Nitric oxide synthase, the enzyme responsible for the formation of nitric oxide, was demonstrated by an indirect immunofluorescence technique to be present in both the sympathetic and parasympathetic nervous system of the domestic pig. In the sympathetic nervous system, nitric oxide synthase was mainly present in preganglionic neurons projecting to postganglionic neurons, some of which contained neuropeptide Y in the superior cervical, the coeliac and the lumbar ganglia of the sympathetic chain. A minor population of postganglionic sympathetic neurons contained nitric oxide synthase, vasoactive intestinal polypeptide and peptide histidine isoleucine. In the densely sympathetically innervated vascular beds such as the spleen, kidney and skeletal muscle, many neuropeptide Y- but no nitric oxide synthase-positive fibres were found. The nitric oxide synthase inhibitor NG-nitro-L-arginine reduced cardiac output by 40% and caused profound vasoconstriction in a variety of vascular beds.
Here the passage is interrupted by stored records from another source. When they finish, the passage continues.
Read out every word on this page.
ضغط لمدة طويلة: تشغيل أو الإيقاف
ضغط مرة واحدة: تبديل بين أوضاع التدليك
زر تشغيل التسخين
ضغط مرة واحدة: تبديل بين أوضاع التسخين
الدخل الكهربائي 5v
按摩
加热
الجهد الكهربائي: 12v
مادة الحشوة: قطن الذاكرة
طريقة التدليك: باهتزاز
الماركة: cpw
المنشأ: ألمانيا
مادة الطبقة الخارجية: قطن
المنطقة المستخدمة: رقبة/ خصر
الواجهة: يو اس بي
Furthermore, no or minor changes in plasma catecholamines, neuropeptide Y or endothelin-1 were observed up to 20 min after NG-nitro-L-arginine. Milrinone (a phosphodiesterase III inhibitor) prevented this NG-nitro-L-arginine-induced reduction in cardiac output, and the regional vasoconstriction was reduced, whereas some elevation of the blood pressure was still observed. Sympathetic nerve stimulation, with single impulses of 10 Hz for 1 s in the presence of NG-nitro-L-arginine, evoked vasoconstrictor responses which were largely in the same range as in control conditions. Parasympathetic postganglionic neurons to the submandibular salivary gland contained nitric oxide synthase, vasoactive intestinal polypeptide, peptide histidine isoleucine and neuropeptide Y. The vasodilatation evoked by parasympathetic nerve stimulation (10 Hz for 1 s) in the presence as well as in the absence of atropine was, on the other hand, markedly reduced by NG-nitro-L-arginine administration. Milrinone attenuated the inhibitory effect of NG-nitro-L-arginine on the parasympathetic vasodilation. In conclusion, nitric oxide synthase can be demonstrated in preganglionic sympathetic and postganglionic parasympathetic neurons. The main effect of nitric oxide synthase inhibition seems to be related to attenuation of basal endothelial nitric oxide production and parasympathetic transmission. Inhibition of phosphodiesterase counteracts both the haemodynamic and the neuronal effects of NG-nitro-L-arginine.